An apparatus for agent testing generation via a LLM is described. The apparatus may include one or more memories storing processor executable code, and one or more processors coupled with the one or more memories. The one or more processors may individually or collectively be operable to execute the code to cause the apparatus to receive, from a first user via a first user interface, a selection of one or more agents of a set of multiple agents to perform a first task, the set of multiple agents being associated with one or more AI/ML models to execute natural language queries, where each agent is associated with a set of parameters for performing one or more actions via the one or more AI/ML models, generate, via the LLM, a set of multiple scenarios for testing the one or more agents, the set of multiple scenarios corresponding to the one or more actions each agent of the one or more agents is instructed to perform based on the set of parameters of each agent, generate, via the LLM and based on generation of the set of multiple scenarios, a set of training data for training the one or more agents to perform the first task, the set of training data being based on the set of parameters of the one or more agents and the set of multiple scenarios, train the one or more AI/ML models associated with the one or more agents using the set of training data generated via the LLM, and execute the one or more agents to perform the first task based on training the one or more AI/ML models associated with the one or more agents.

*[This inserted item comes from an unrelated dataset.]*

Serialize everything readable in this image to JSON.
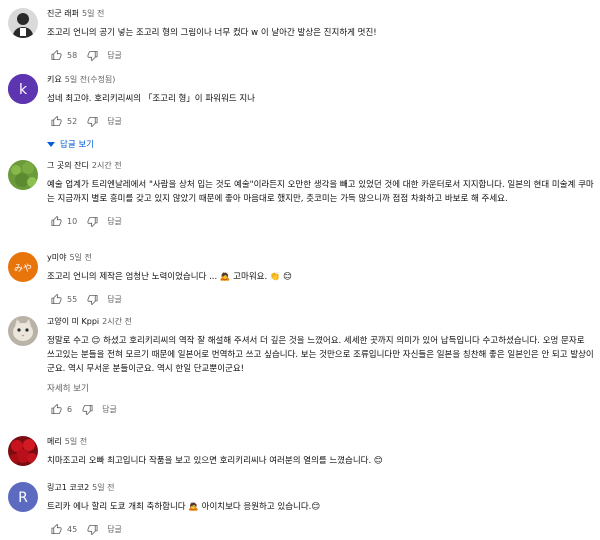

Another apparatus for agent testing generation via a LLM is described. The apparatus may include means for receiving, from a first user via a first user interface, a selection of one or more agents of a set of multiple agents to perform a first task, the set of multiple agents being associated with one or more AI/ML models to execute natural language queries, where each agent is associated with a set of parameters for performing one or more actions via the one or more AI/ML models, means for generating, via the LLM, a set of multiple scenarios for testing the one or more agents, the set of multiple scenarios corresponding to the one or more actions each agent of the one or more agents is instructed to perform based on the set of parameters of each agent, means for generating, via the LLM and based on generation of the set of multiple scenarios, a set of training data for training the one or more agents to perform the first task, the set of training data being based on the set of parameters of the one or more agents and the set of multiple scenarios, means for training the one or more AI/ML models associated with the one or more agents using the set of training data generated via the LLM, and means for executing the one or more agents to perform the first task based on training the one or more AI/ML models associated with the one or more agents.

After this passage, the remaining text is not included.